Il attend plein d’espoir. Il retient son haleine
Pour écouter cette eau dont sa marmite est pleine ;
Il réunit sa force et de corps et d’esprit ;
Il se souvient du livre où vapeur est écrit,
Il compte les instants de cette heure anxieuse.
Cette eau, cette eau qui chauffe, ô chose merveilleuse !
Il suppute, il en suit les moindres sifflements ;
Il colle son oreille à ses bouillonnements.
Il n’est plus à lui-même ; il guette ce cratère…
Voilà son toit qui vole, et qui retombe à terre !
— « Merci ! merci, mon Dieu ! mon secret est trouvé !
« Je tiens le mot. Voilà ce que j’ai tant rêvé !!… »
Ployant sur ses genoux, il tombe sur la pierre,
Et d’un cœur débordant jette à Dieu sa prière.
Avec quelle ferveur Salomon doit prier !
Écoutez ; on dirait qu’on l’entend s’écrier :
— « Seigneur, tout à l’heure encore
« Contre toi j’ai murmuré,
« Et maintenant à mon gré
« Je sens ma pensée éclore…
« Mon Dieu, mon Dieu, je t’adore ;
« Mon esprit s’est éclairé.
« Comme un flambeau qui pénètre
« Sous les voûtes d’un caveau,
« Seigneur, comment reconnaître
« Ce don, trésor si nouveau ?
« Avant de boire à ton onde
« Mon ardeur s’allait briser,
« Et je pleurais, sans oser
« Montrer mes larmes au monde…
« Pour qu’un terrain se féconde
« Qu’il faut longtemps l’arroser !
« Mais enfin l’œuvre est trouvée !
« Je puis redresser mon front.
« Si chercher est un affront,
« Gloire à la chose achevée !…
« Voyons, la tête levée,
« Ce que les hommes diront ! »
Comme on voit l’arbrisseau, penché sous la tempête,
Quand l’orage s’est tu, fier, relever sa tête,
De même, Salomon, d’abord désespéré,
Sent l’ivresse bondir en son cœur ulcéré,
Et, plein du vaste espoir où son âme se noie,
Radieux, se redresse, et grandit dans sa joie.
III.
conséquences et avenir de la découverte.
Mais une joie extrême a beau le posséder,
À son abattement tout lutteur doit céder.

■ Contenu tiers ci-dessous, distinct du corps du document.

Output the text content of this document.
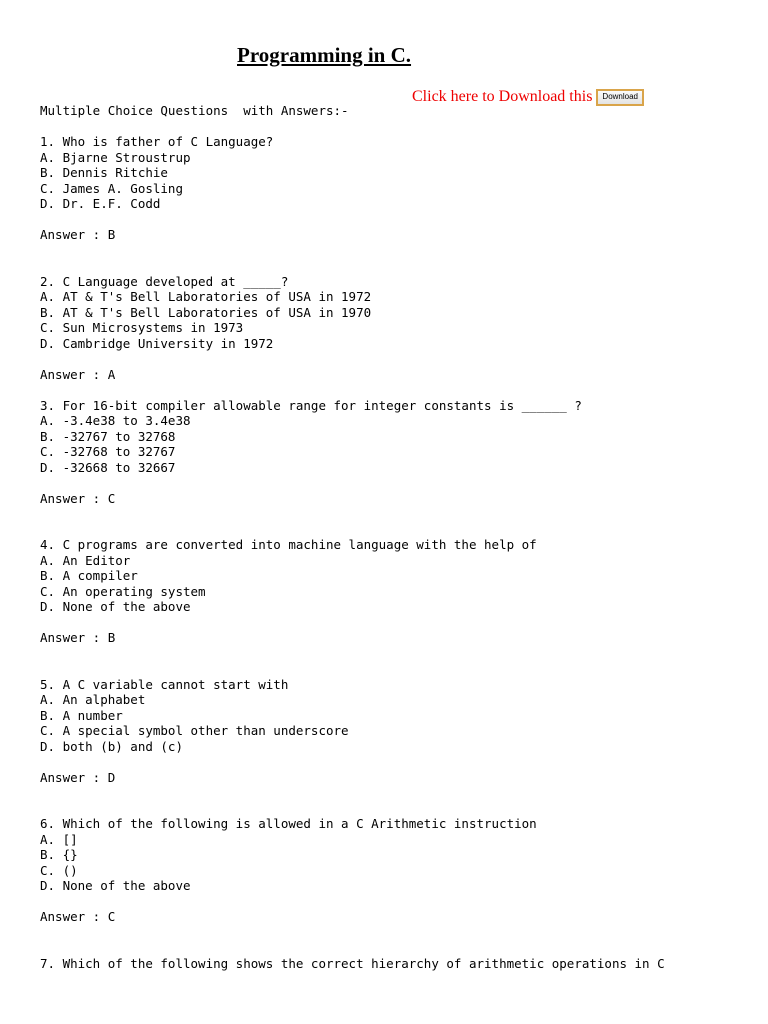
Programming in C.
Click here to Download this	Download
Multiple Choice Questions  with Answers:-
1. Who is father of C Language?
A. Bjarne Stroustrup
B. Dennis Ritchie
C. James A. Gosling
D. Dr. E.F. Codd
Answer : B
2. C Language developed at _____?
A. AT & T's Bell Laboratories of USA in 1972
B. AT & T's Bell Laboratories of USA in 1970
C. Sun Microsystems in 1973
D. Cambridge University in 1972
Answer : A
3. For 16-bit compiler allowable range for integer constants is ______ ?
A. -3.4e38 to 3.4e38
B. -32767 to 32768
C. -32768 to 32767
D. -32668 to 32667
Answer : C
4. C programs are converted into machine language with the help of
A. An Editor
B. A compiler
C. An operating system
D. None of the above
Answer : B
5. A C variable cannot start with
A. An alphabet
B. A number
C. A special symbol other than underscore
D. both (b) and (c)
Answer : D
6. Which of the following is allowed in a C Arithmetic instruction
A. []
B. {}
C. ()
D. None of the above
Answer : C
7. Which of the following shows the correct hierarchy of arithmetic operations in C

C’est depuis bien des jours, depuis bien des années
Que Salomon s’épuise en veilles obstinées,
Et, fier de son secret, quand son esprit le tient,
Malgré tout son bonheur la fatigue lui vient.
C’est après tant d’efforts que triomphe une idée ! —
Salomon penche donc sa tête fécondée ;
Puis, tout en le berçant dans son beau prisme d’or,
Le sommeil l’enveloppe, et le penseur s’endort…
Qu’un repos bienfaisant tombe et le régénère !
Le ciel lui donne-t-il un sommeil ordinaire ?
Non, certes ! non ; le ciel, qui l’a tant fait souffrir,
Pour le récompenser devant lui va s’ouvrir.
Il va lui dérouler, véritable férie,
Tous les progrès futurs de sa jeune industrie ;
Ses continuateurs vont passer devant lui…
Oh ! quel beau jour, mon Dieu, pour Salomon à lui !
Veillez-le bien ! veillez ! que rien ne le dérange !
Chut !… du splendide azur il voit descendre un ange.
Le messager divin, tout brillant de clartés,
Se balance, et bientôt s’abat à ses côtés,
Et, doux révélateur d’une grande merveille,
Pour parler à de Caux se penche à son oreille :
— « Ne te dérange point ; sois calme à sommeiller.
« Je te parle tout bas, craignant de t’éveiller.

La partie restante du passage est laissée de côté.